With the director of Die Hard 2 and Cliffhanger, it goes without saying that there are copious pyrotechnics on display, but I am happy to confirm the heroes both run and drive away from separate rolling fireball explosions. The second is large enough to take out a bridge, a customs checkpoint, a significant portion of the highway, and inspire a priceless Sam Jackson “Shut the fuck up and let me drive” glare at a backseat driver.

Hold on Just a Minute!

Robert Altman’s The Long Goodbye is playing on TV at one point, a sly acknowledgement that it will be impossible not to mix up the titles of these movies every time you try to talk about them.

Choice Dialogue

Charly’s “Die screaming, motherfucker” line at the end is just a hair under “Get away from her, you bitch!” as far as triumphantly satisfying cinematic moments go.  However, the scene that sets it up is even better.

Charly: (commenting on Timothy’s unerring ability to detect a lie): “This ain’t over.  You’re going to die screaming, and I’m going to watch.  Am I telling the truth?”

(Timothy’s cocky smile falters)

If you can intimidate a ruthless psychopath surrounded by armed goons as he locks you in a meat locker to freeze to death, you are one serious badass.
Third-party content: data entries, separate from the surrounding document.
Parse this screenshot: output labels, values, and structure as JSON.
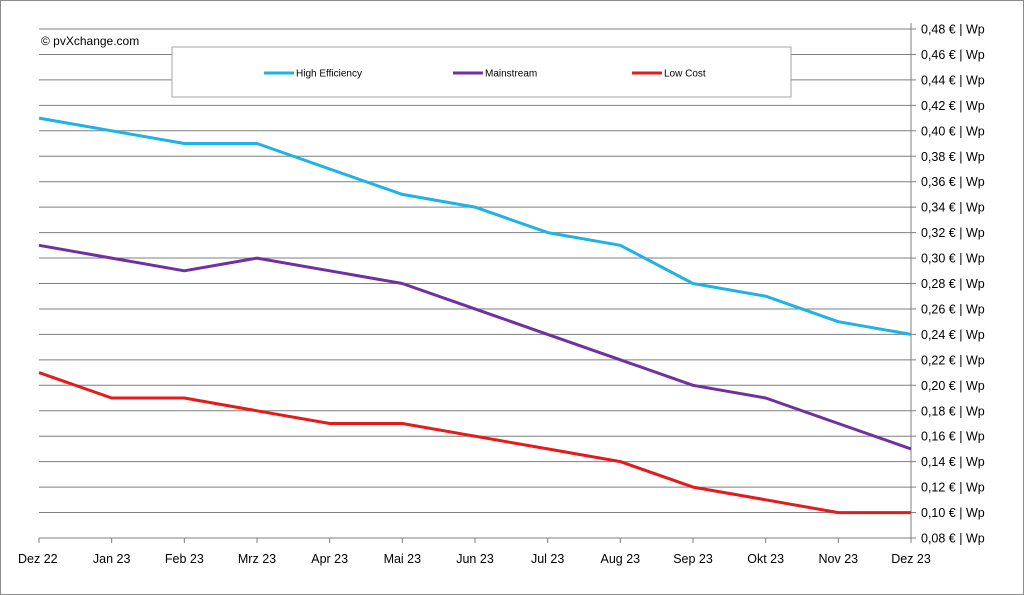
{
  "copyright": "© pvXchange.com",
  "chart_data": {
    "type": "line",
    "categories": [
      "Dez 22",
      "Jan 23",
      "Feb 23",
      "Mrz 23",
      "Apr 23",
      "Mai 23",
      "Jun 23",
      "Jul 23",
      "Aug 23",
      "Sep 23",
      "Okt 23",
      "Nov 23",
      "Dez 23"
    ],
    "series": [
      {
        "name": "High Efficiency",
        "color": "#1fb2e6",
        "values": [
          0.41,
          0.4,
          0.39,
          0.39,
          0.37,
          0.35,
          0.34,
          0.32,
          0.31,
          0.28,
          0.27,
          0.25,
          0.24
        ]
      },
      {
        "name": "Mainstream",
        "color": "#7030a0",
        "values": [
          0.31,
          0.3,
          0.29,
          0.3,
          0.29,
          0.28,
          0.26,
          0.24,
          0.22,
          0.2,
          0.19,
          0.17,
          0.15
        ]
      },
      {
        "name": "Low Cost",
        "color": "#e31b1b",
        "values": [
          0.21,
          0.19,
          0.19,
          0.18,
          0.17,
          0.17,
          0.16,
          0.15,
          0.14,
          0.12,
          0.11,
          0.1,
          0.1
        ]
      }
    ],
    "y_ticks": [
      "0,08 € | Wp",
      "0,10 € | Wp",
      "0,12 € | Wp",
      "0,14 € | Wp",
      "0,16 € | Wp",
      "0,18 € | Wp",
      "0,20 € | Wp",
      "0,22 € | Wp",
      "0,24 € | Wp",
      "0,26 € | Wp",
      "0,28 € | Wp",
      "0,30 € | Wp",
      "0,32 € | Wp",
      "0,34 € | Wp",
      "0,36 € | Wp",
      "0,38 € | Wp",
      "0,40 € | Wp",
      "0,42 € | Wp",
      "0,44 € | Wp",
      "0,46 € | Wp",
      "0,48 € | Wp"
    ],
    "ylim": [
      0.08,
      0.48
    ],
    "y_step": 0.02,
    "grid": true,
    "legend": "top"
  }
}
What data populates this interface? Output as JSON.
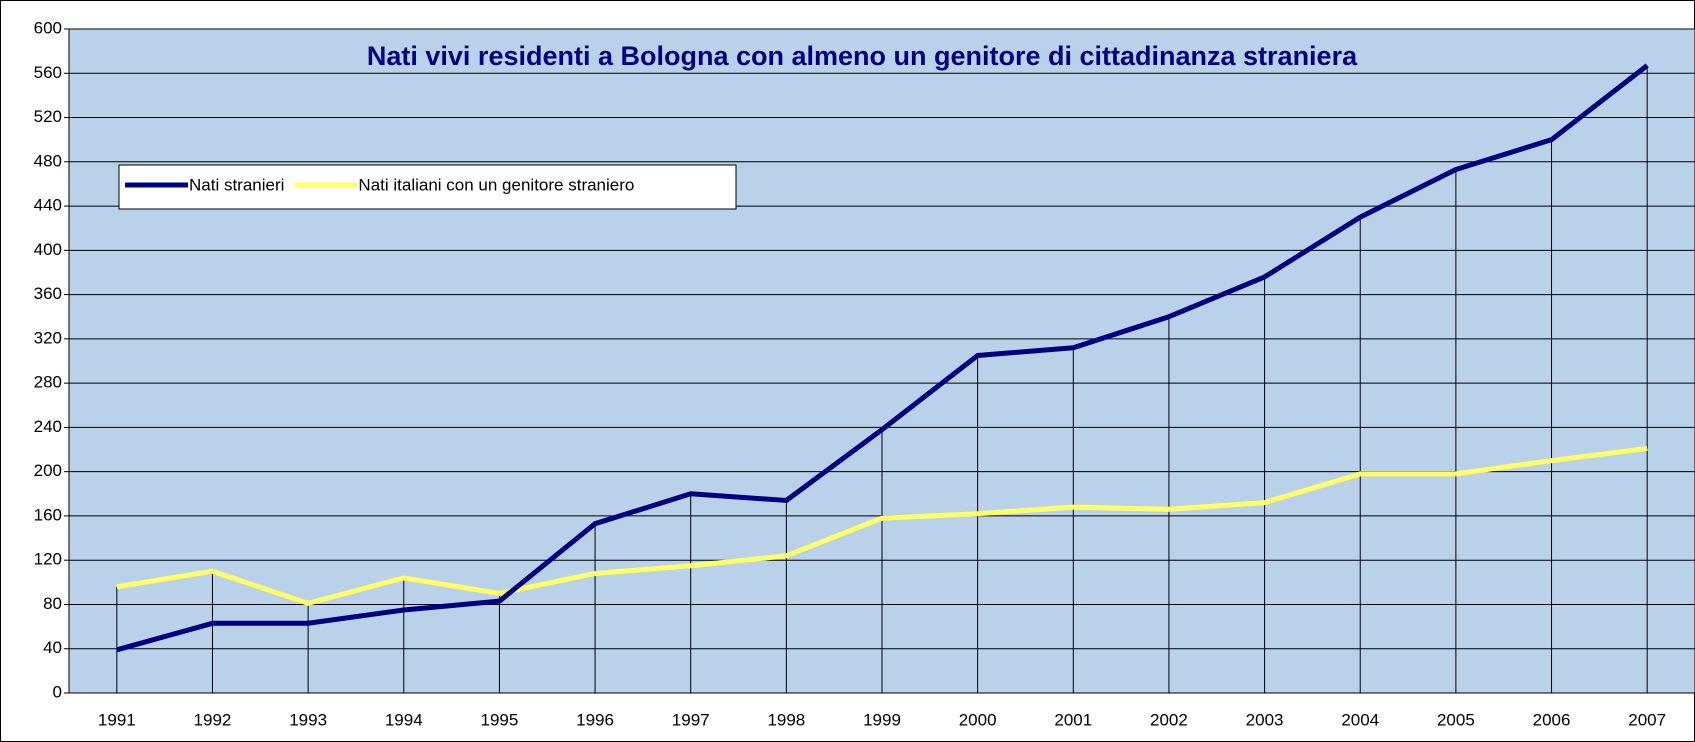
{
  "chart_data": {
    "type": "line",
    "title": "Nati vivi residenti a Bologna con almeno un genitore di cittadinanza straniera",
    "categories": [
      "1991",
      "1992",
      "1993",
      "1994",
      "1995",
      "1996",
      "1997",
      "1998",
      "1999",
      "2000",
      "2001",
      "2002",
      "2003",
      "2004",
      "2005",
      "2006",
      "2007"
    ],
    "series": [
      {
        "name": "Nati stranieri",
        "color": "#000080",
        "values": [
          39,
          63,
          63,
          75,
          83,
          153,
          180,
          174,
          238,
          305,
          312,
          340,
          376,
          430,
          473,
          500,
          567
        ]
      },
      {
        "name": "Nati italiani con un genitore straniero",
        "color": "#FFFF66",
        "values": [
          96,
          110,
          81,
          104,
          90,
          108,
          115,
          124,
          158,
          162,
          168,
          166,
          172,
          198,
          198,
          210,
          221
        ]
      }
    ],
    "ylim": [
      0,
      600
    ],
    "yticks": [
      0,
      40,
      80,
      120,
      160,
      200,
      240,
      280,
      320,
      360,
      400,
      440,
      480,
      520,
      560,
      600
    ],
    "grid": true,
    "drop_lines": true,
    "legend": "upper left"
  }
}
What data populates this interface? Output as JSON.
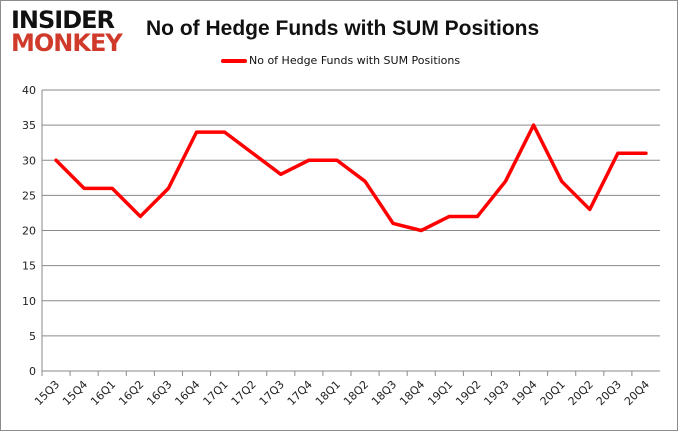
{
  "logo": {
    "line1": "INSIDER",
    "line2": "MONKEY"
  },
  "chart_data": {
    "type": "line",
    "title": "No of Hedge Funds with SUM Positions",
    "xlabel": "",
    "ylabel": "",
    "ylim": [
      0,
      40
    ],
    "yticks": [
      0,
      5,
      10,
      15,
      20,
      25,
      30,
      35,
      40
    ],
    "grid": true,
    "legend": "top",
    "color": "#ff0000",
    "categories": [
      "15Q3",
      "15Q4",
      "16Q1",
      "16Q2",
      "16Q3",
      "16Q4",
      "17Q1",
      "17Q2",
      "17Q3",
      "17Q4",
      "18Q1",
      "18Q2",
      "18Q3",
      "18Q4",
      "19Q1",
      "19Q2",
      "19Q3",
      "19Q4",
      "20Q1",
      "20Q2",
      "20Q3",
      "20Q4"
    ],
    "series": [
      {
        "name": "No of Hedge Funds with SUM Positions",
        "values": [
          30,
          26,
          26,
          22,
          26,
          34,
          34,
          31,
          28,
          30,
          30,
          27,
          21,
          20,
          22,
          22,
          27,
          35,
          27,
          23,
          31,
          31
        ]
      }
    ]
  }
}
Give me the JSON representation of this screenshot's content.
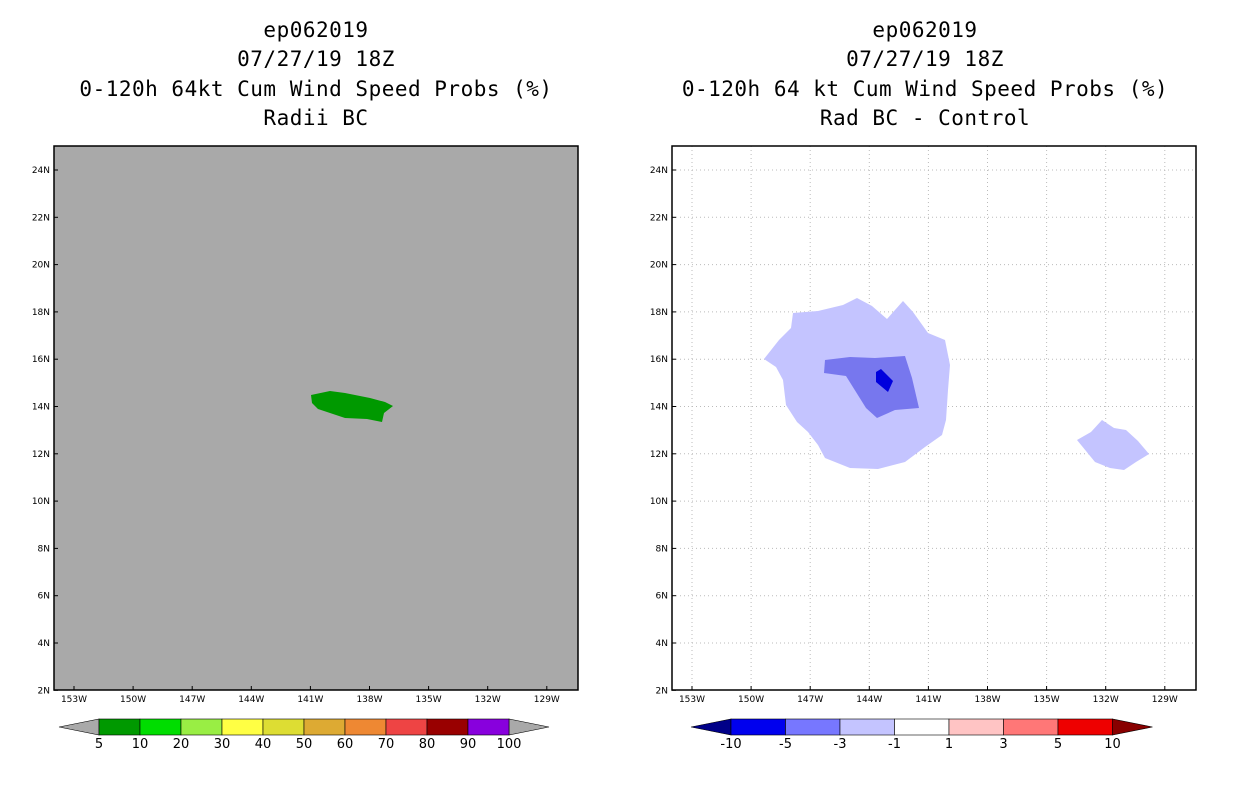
{
  "left": {
    "title_lines": [
      "ep062019",
      "07/27/19 18Z",
      "0-120h 64kt Cum Wind Speed Probs (%)",
      "Radii BC"
    ],
    "background_color": "#a9a9a9",
    "x_ticks": [
      "153W",
      "150W",
      "147W",
      "144W",
      "141W",
      "138W",
      "135W",
      "132W",
      "129W"
    ],
    "y_ticks": [
      "24N",
      "22N",
      "20N",
      "18N",
      "16N",
      "14N",
      "12N",
      "10N",
      "8N",
      "6N",
      "4N",
      "2N"
    ],
    "colorbar": {
      "labels": [
        "5",
        "10",
        "20",
        "30",
        "40",
        "50",
        "60",
        "70",
        "80",
        "90",
        "100"
      ],
      "colors": [
        "#009900",
        "#00dd00",
        "#99ee44",
        "#ffff44",
        "#dddd33",
        "#ddaa33",
        "#ee8833",
        "#ee4444",
        "#990000",
        "#8800dd"
      ],
      "under_color": "#a9a9a9",
      "over_color": "#a9a9a9"
    },
    "feature_color": "#009900"
  },
  "right": {
    "title_lines": [
      "ep062019",
      "07/27/19 18Z",
      "0-120h 64 kt Cum Wind Speed Probs (%)",
      "Rad BC - Control"
    ],
    "x_ticks": [
      "153W",
      "150W",
      "147W",
      "144W",
      "141W",
      "138W",
      "135W",
      "132W",
      "129W"
    ],
    "y_ticks": [
      "24N",
      "22N",
      "20N",
      "18N",
      "16N",
      "14N",
      "12N",
      "10N",
      "8N",
      "6N",
      "4N",
      "2N"
    ],
    "colorbar": {
      "labels": [
        "-10",
        "-5",
        "-3",
        "-1",
        "1",
        "3",
        "5",
        "10"
      ],
      "colors": [
        "#0000ee",
        "#7777ff",
        "#c4c4ff",
        "#ffffff",
        "#ffc4c4",
        "#ff7777",
        "#ee0000"
      ],
      "under_color": "#000088",
      "over_color": "#880000"
    },
    "feature_colors": {
      "light": "#c4c4ff",
      "medium": "#7777ee",
      "dark": "#0000dd"
    }
  }
}
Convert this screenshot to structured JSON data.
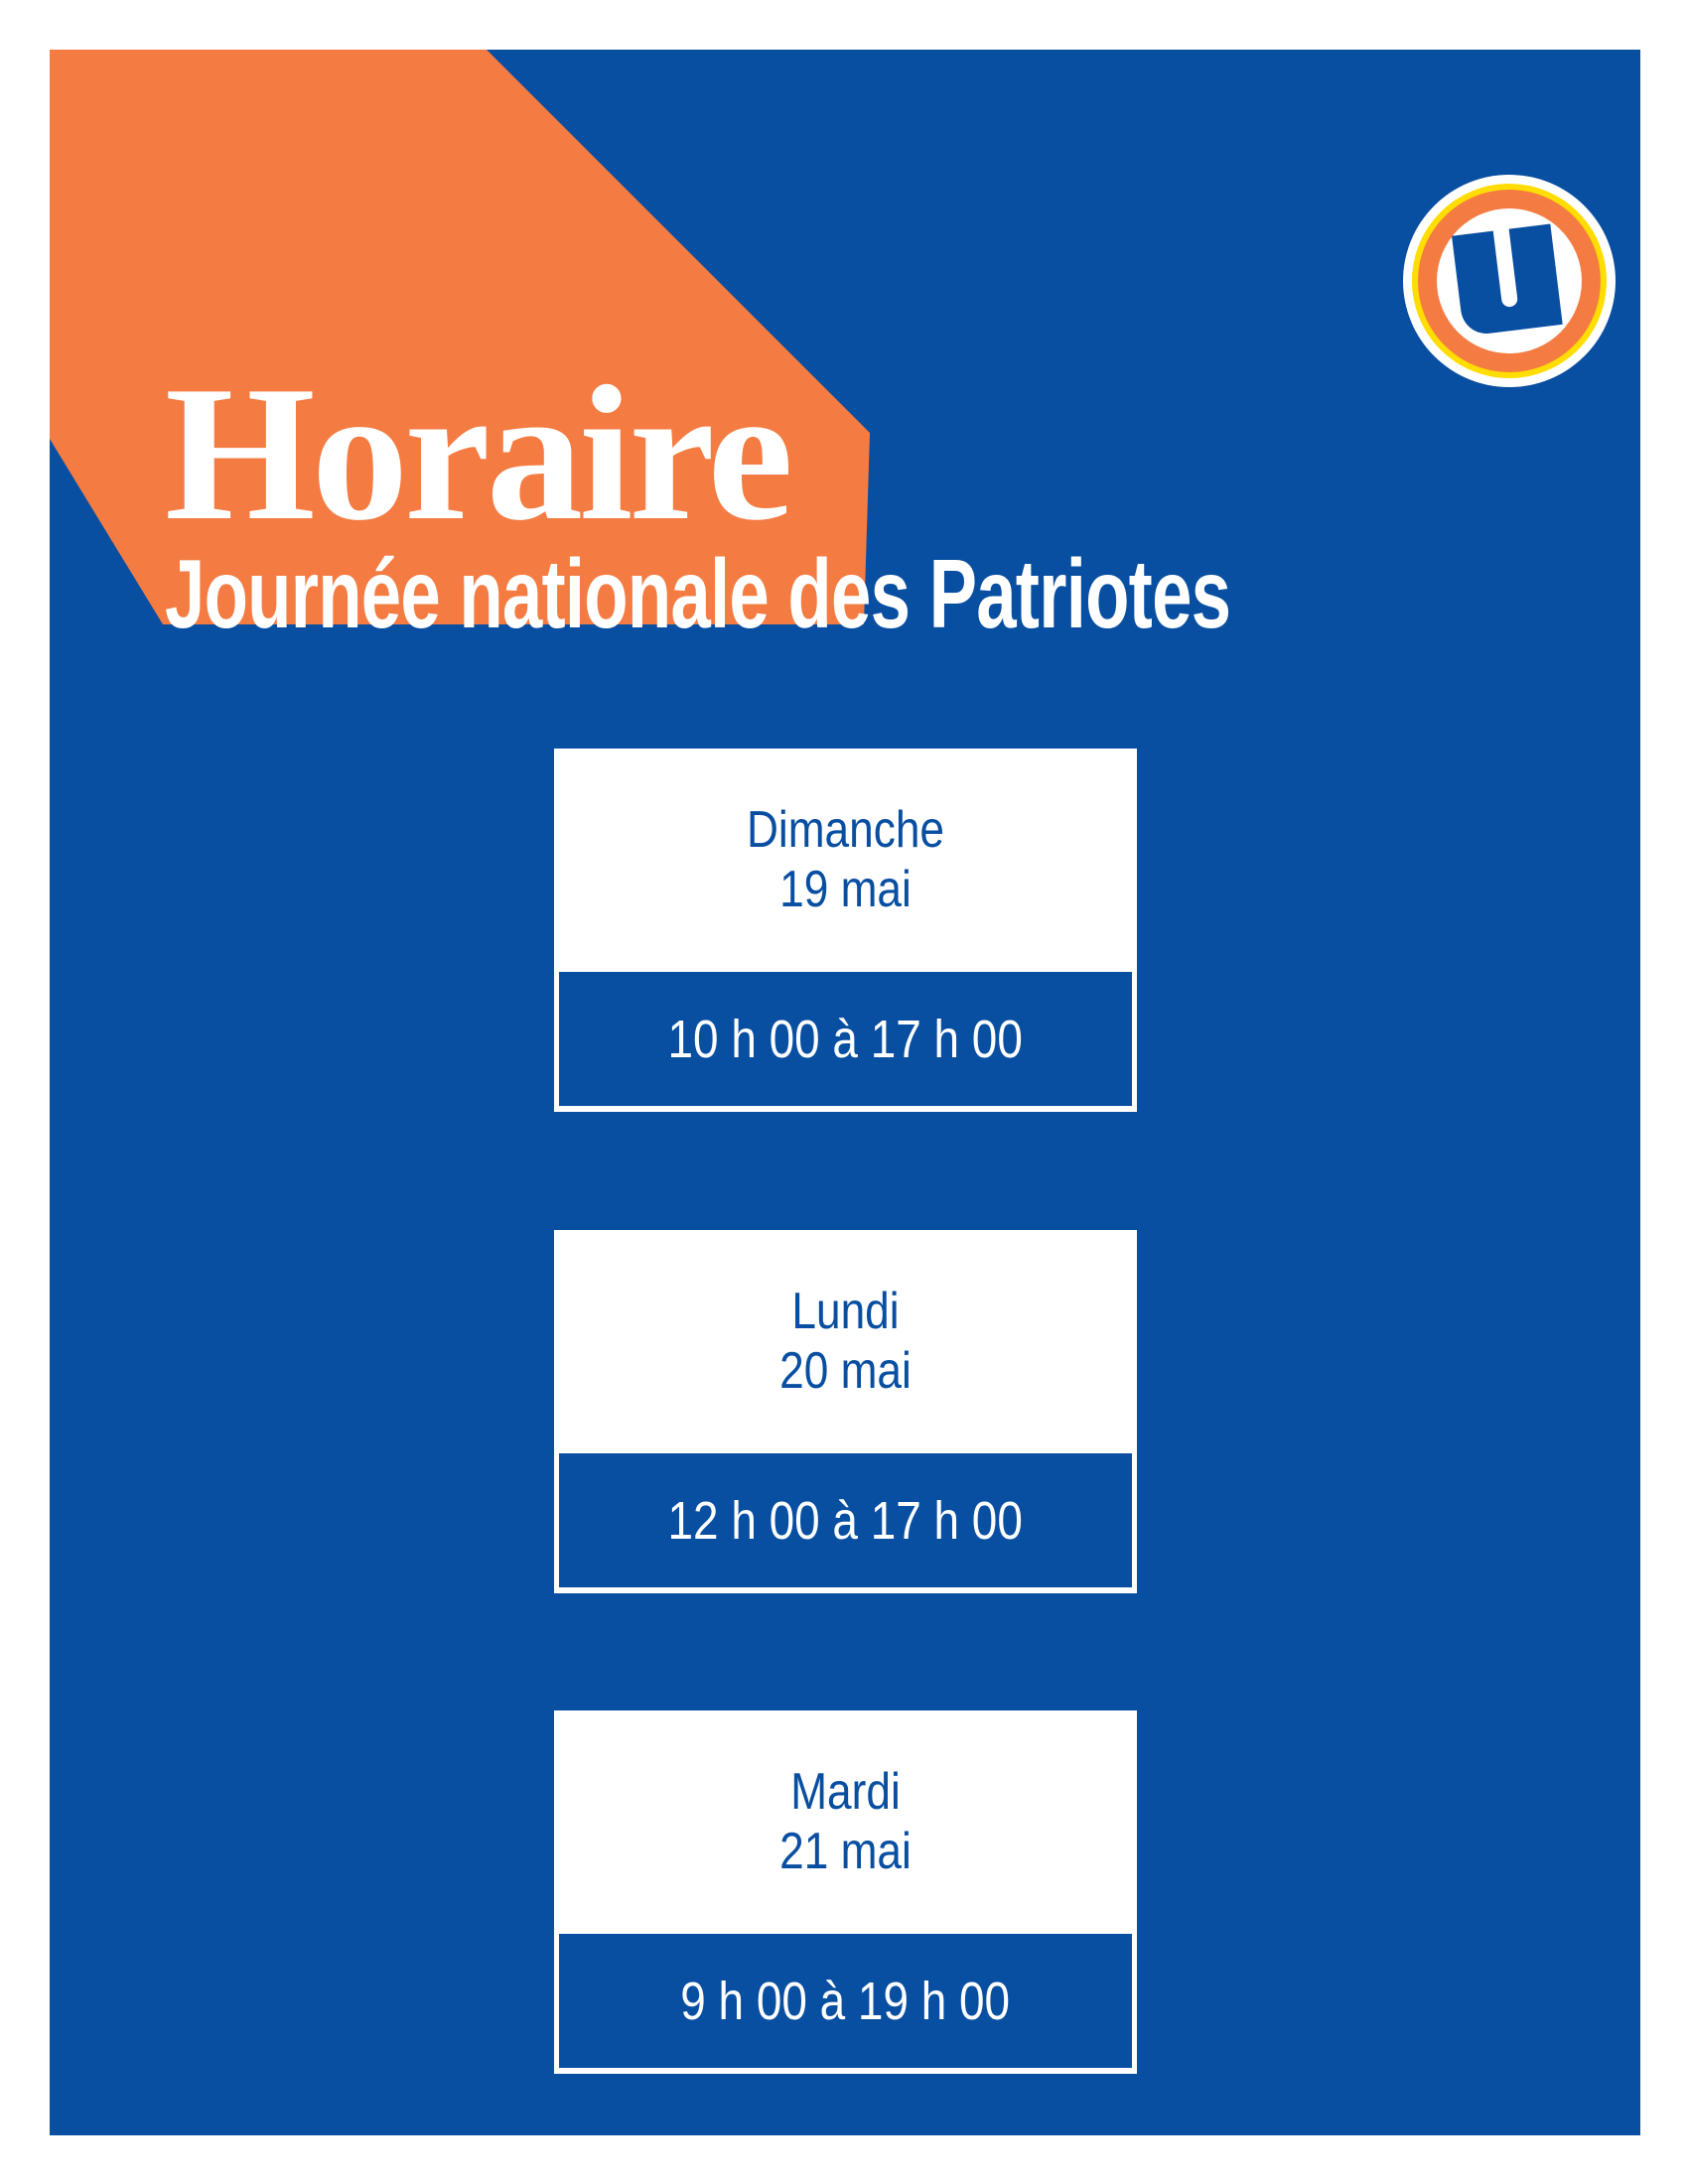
{
  "header": {
    "title": "Horaire",
    "subtitle": "Journée nationale des Patriotes"
  },
  "logo": {
    "name": "u-logo",
    "letter": "U"
  },
  "colors": {
    "background": "#084ea1",
    "accent": "#f47c42",
    "logo_ring": "#ffdd00",
    "card": "#ffffff"
  },
  "schedule": [
    {
      "day": "Dimanche",
      "date": "19 mai",
      "hours": "10 h 00 à 17 h 00"
    },
    {
      "day": "Lundi",
      "date": "20 mai",
      "hours": "12 h 00 à 17 h 00"
    },
    {
      "day": "Mardi",
      "date": "21 mai",
      "hours": "9 h 00 à 19 h 00"
    }
  ]
}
There are few movies I have yearned for a sequel to more than . Alas, the continuing tales of Charly and Mitch can only be found in my heart, and perhaps a few fanfic stories on my computer. The principle players haven’t spent all their time pining like me. Davis went on to be the President of the US (only on TV, regrettably), Harlan explored the nuances of shark/human relations in Deep Blue Sea, Sam Jackson continues to exceed the heights of stardom, and though Shane Black’s dialog wit became even sharper in Kiss Kiss Bang Bang and The Nice Guys, he’s yet to come up with a dead sexy, dead-eyed ass kicker like this one.